The food hall format was in evidence with high open ceilings and polished concrete floor.

As shoppers made their way further into the produce department, they saw row after row of low-profile, European wood tables stocked with everything from traditional apples and oranges to less traditional carambola (star fruit), Japanese fuyu persimmons, Buddha’s hand, sugar pie pumpkins, baby purple fingerling potatoes, rambutans and cipollini onions.

Display tables were flanked by a 48-foot wet rack on one side and a series of “bars” on the other. There’s a two-sided salad bar with offerings like roasted rainbow carrots; a hot entrée bar with everything from sausage and pancakes to grilled asparagus; a fresh fruit bar with cut mangoes, melons, pineapple, berries and more; a Baja bar and an olive bar.

There’s a squeeze-it-yourself juice station where shoppers can squeeze and bottle their own juice, choosing from orange, tangerine, grapefruit or other selections.

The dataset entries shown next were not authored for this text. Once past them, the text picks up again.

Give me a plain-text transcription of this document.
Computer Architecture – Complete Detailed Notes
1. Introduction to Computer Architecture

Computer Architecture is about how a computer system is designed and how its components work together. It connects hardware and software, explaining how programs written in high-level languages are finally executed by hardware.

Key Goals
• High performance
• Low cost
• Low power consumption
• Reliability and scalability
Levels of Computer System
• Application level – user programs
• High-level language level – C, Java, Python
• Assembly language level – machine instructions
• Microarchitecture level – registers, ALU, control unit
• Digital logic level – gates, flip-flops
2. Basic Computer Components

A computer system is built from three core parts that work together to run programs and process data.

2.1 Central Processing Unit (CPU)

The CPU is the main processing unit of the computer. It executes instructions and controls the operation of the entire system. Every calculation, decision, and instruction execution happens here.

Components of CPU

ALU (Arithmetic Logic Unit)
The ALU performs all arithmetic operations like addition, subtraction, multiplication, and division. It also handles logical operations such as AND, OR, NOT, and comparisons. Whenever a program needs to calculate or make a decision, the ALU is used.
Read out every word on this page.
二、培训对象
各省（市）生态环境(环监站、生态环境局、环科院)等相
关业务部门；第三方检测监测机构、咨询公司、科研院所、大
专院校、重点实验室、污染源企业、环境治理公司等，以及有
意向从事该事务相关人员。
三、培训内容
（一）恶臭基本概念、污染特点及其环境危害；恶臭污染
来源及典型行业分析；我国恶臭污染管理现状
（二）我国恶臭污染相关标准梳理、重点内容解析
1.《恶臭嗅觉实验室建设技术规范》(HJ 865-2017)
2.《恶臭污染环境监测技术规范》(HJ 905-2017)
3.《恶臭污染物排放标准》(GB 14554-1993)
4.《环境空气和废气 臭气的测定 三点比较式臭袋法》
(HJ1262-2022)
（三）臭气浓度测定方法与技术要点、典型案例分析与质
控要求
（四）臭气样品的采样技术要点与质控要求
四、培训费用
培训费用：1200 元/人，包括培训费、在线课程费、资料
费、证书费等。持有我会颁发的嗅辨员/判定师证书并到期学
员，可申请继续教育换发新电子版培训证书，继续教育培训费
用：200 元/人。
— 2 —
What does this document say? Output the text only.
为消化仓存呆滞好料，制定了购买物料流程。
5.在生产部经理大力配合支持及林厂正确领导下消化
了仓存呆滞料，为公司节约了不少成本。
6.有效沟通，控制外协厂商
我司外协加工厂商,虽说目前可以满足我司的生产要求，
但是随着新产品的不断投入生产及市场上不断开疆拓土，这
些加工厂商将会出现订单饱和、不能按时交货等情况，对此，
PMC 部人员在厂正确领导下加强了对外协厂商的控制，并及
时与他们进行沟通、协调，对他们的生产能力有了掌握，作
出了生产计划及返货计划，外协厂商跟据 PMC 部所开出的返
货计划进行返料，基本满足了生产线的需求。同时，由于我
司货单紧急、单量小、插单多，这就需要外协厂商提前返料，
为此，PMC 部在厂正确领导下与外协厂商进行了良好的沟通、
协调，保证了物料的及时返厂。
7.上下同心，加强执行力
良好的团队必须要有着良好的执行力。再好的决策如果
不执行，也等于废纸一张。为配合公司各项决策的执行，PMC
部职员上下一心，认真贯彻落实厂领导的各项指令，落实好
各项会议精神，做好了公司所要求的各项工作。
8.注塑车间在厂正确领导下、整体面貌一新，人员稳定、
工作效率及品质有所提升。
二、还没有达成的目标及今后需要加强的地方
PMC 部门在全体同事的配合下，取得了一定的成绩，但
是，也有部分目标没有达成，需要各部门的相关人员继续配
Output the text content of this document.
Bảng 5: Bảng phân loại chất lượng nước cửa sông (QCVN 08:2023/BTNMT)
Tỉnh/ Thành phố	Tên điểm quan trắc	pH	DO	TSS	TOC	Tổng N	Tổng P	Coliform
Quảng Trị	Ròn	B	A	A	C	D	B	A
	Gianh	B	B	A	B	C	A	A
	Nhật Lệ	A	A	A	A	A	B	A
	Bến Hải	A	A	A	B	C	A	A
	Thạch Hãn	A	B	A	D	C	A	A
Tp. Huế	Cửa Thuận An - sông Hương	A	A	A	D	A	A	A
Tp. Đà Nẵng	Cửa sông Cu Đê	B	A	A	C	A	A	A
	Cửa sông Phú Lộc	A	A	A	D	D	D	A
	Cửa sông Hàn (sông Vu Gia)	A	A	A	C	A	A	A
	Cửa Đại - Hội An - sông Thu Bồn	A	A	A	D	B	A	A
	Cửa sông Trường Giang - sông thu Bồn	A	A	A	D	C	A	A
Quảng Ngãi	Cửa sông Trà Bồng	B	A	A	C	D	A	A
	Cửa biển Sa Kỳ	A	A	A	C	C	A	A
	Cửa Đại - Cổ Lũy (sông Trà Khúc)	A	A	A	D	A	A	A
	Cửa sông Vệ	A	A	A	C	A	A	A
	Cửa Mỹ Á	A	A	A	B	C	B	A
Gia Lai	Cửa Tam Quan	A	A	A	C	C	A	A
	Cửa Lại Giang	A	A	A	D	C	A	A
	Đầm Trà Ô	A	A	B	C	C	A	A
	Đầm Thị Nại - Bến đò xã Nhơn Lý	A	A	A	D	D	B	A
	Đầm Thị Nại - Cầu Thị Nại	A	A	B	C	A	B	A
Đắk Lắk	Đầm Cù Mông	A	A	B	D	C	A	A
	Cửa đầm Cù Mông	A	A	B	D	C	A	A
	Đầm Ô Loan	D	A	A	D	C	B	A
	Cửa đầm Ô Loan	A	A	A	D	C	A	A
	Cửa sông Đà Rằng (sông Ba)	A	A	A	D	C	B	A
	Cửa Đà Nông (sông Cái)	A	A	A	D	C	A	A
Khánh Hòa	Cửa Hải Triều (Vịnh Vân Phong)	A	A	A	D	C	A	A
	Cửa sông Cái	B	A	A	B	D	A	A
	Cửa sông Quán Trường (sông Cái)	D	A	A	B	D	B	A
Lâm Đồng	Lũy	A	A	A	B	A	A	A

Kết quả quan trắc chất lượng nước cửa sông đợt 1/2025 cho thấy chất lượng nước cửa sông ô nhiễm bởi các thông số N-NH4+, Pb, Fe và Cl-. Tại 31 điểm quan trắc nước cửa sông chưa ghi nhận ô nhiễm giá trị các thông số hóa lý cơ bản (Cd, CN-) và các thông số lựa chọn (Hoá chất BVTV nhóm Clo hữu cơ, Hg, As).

For those not into DIY, bottles of juice from fruit squeezed by the store’s staff also are available as well as a selection of juices from Bolthouse Farms, Bolthouse Farms 1915 Organic and Evolution Fresh.

Opening-day shoppers seemed most impressed by the perishable sections, with crowds formed around the meat and produce sections while many of the regular grocery aisles were nearly empty.

Shoppers like Elizabeth Nielsen from L.A.’s West Hills neighborhood lauded the freshness of the produce, the inviting presentation and the “well-managed displays.”

John Savidan, director of produce, said the new store will put an emphasis on organic fruits and vegetables.

Bristol Farms already features a wide range of organic produce, he said, “But we don’t get a lot of credit for it.”

The Mulholland store is “trying different merchandising and focusing more on getting the credit for the organic offerings that we have,” he said.

Savidan said the European-style tables, where every piece of fruit is hand stacked, should make the produce department more inviting.

“We’re focused on craftsmanship and merchandising,” he said.

About 80% of the produce at Bristol Farms stores is organically grown, he said. That figure jumps to 90% for the vegetable wet rack.

The new store has a 5,000 square-foot produce department with up to 600 stock-keeping units versus 400 or 500 at other Bristol Farms locations, he said.

The concept store is “the first of many to come,” Caldecott said.

“We are working on leases around Southern California,” he said, but he added that he was not yet ready to reveal where and when new locations might open.